Dopo l’incontro, che aveva definito “altamente costruttivo” in un post su X, Magyar ha assunto un tono fiducioso. “I fondi dell’UE arriveranno presto in Ungheria,” ha detto, sottolineando che l’Unione non sta imponendo condizioni “ contrarie agli interessi nazionali dell’Ungheria.”
Von der Leyen ha rilanciato il messaggio in un proprio post su X: “Una conversazione molto positiva con Péter Magyar a Bruxelles oggi. Abbiamo discusso dei passi necessari per sbloccare i fondi dell’UE destinati all’Ungheria e congelati a causa di problemi legati alla corruzione e allo stato di diritto. La Commissione europea sosterrà il vostro lavoro per affrontare queste questioni e riallinearsi ai valori europei condivisi. Le nostre squadre continueranno a collaborare strettamente.”

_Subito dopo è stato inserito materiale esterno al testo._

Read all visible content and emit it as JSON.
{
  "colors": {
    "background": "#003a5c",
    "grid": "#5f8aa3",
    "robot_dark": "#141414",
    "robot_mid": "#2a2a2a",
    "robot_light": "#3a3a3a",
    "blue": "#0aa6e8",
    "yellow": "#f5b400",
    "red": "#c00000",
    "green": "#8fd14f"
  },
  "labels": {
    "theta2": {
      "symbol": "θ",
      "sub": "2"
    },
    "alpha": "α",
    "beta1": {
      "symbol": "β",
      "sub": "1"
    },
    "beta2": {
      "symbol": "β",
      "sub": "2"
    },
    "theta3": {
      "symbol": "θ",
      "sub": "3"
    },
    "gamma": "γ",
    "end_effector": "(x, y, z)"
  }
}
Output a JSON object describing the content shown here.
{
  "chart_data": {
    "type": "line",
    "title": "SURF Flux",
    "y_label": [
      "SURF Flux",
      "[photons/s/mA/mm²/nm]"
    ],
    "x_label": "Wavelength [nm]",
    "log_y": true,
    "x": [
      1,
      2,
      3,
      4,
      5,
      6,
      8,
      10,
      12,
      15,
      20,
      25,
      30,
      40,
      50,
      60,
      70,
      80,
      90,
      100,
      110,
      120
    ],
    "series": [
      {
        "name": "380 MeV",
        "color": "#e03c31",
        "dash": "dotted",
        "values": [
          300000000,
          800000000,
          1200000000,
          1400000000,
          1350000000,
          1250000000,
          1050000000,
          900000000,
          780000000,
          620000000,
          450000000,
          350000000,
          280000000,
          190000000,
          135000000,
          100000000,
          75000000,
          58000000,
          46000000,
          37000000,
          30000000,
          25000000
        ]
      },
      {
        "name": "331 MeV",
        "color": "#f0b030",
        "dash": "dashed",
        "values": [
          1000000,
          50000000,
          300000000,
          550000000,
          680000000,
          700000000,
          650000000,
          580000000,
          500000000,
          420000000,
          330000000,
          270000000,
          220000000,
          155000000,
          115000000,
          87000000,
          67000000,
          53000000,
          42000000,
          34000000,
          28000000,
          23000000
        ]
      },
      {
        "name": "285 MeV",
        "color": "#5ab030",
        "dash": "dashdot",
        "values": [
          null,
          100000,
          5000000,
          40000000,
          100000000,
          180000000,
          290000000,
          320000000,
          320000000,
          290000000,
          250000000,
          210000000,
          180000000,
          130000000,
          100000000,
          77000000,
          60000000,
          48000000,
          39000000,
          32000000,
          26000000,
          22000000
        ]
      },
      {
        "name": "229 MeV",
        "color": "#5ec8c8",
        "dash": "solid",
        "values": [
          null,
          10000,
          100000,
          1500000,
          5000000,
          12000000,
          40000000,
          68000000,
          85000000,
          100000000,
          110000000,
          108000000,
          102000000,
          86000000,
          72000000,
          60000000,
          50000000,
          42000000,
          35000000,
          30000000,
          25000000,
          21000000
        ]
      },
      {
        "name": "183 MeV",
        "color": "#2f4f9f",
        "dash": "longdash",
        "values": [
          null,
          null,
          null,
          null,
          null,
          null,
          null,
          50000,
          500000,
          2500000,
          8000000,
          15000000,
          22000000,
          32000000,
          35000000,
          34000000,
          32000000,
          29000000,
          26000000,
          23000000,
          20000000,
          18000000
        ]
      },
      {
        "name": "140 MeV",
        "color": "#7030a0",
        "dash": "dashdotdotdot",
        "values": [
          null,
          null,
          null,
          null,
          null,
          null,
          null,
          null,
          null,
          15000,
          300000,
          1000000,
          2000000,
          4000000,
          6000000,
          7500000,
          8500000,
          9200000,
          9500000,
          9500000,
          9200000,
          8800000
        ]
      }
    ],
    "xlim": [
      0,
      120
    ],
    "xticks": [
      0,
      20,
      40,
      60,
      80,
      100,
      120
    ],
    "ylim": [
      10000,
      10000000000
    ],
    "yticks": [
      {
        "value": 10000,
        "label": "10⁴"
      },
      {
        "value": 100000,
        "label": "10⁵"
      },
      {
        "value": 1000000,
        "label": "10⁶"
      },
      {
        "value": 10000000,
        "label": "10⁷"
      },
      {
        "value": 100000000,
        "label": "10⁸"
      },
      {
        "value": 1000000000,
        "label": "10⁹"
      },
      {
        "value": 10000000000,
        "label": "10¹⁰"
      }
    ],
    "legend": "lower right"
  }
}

In gioco c’è una grande fetta del fondo di ripresa ungherese — inclusi circa 10 miliardi di euro che scadranno se Budapest non rispetterà le condizioni UE entro la fine di agosto. Per accedere ai fondi, l’Ungheria deve realizzare 27 cosiddetti “super-traguardi” che coprono gli appalti pubblici, l’indipendenza della magistratura, la libertà accademica e le salvaguardie anticorruzione.
Magyar ha chiarito dove vede il problema. I fondi sono stati bloccati, ha detto, a causa della “corruzione su scala industriale” sotto Orbán.
Magyar è atteso per il giuramento il 9 maggio, segnando l’inizio formale del suo mandato.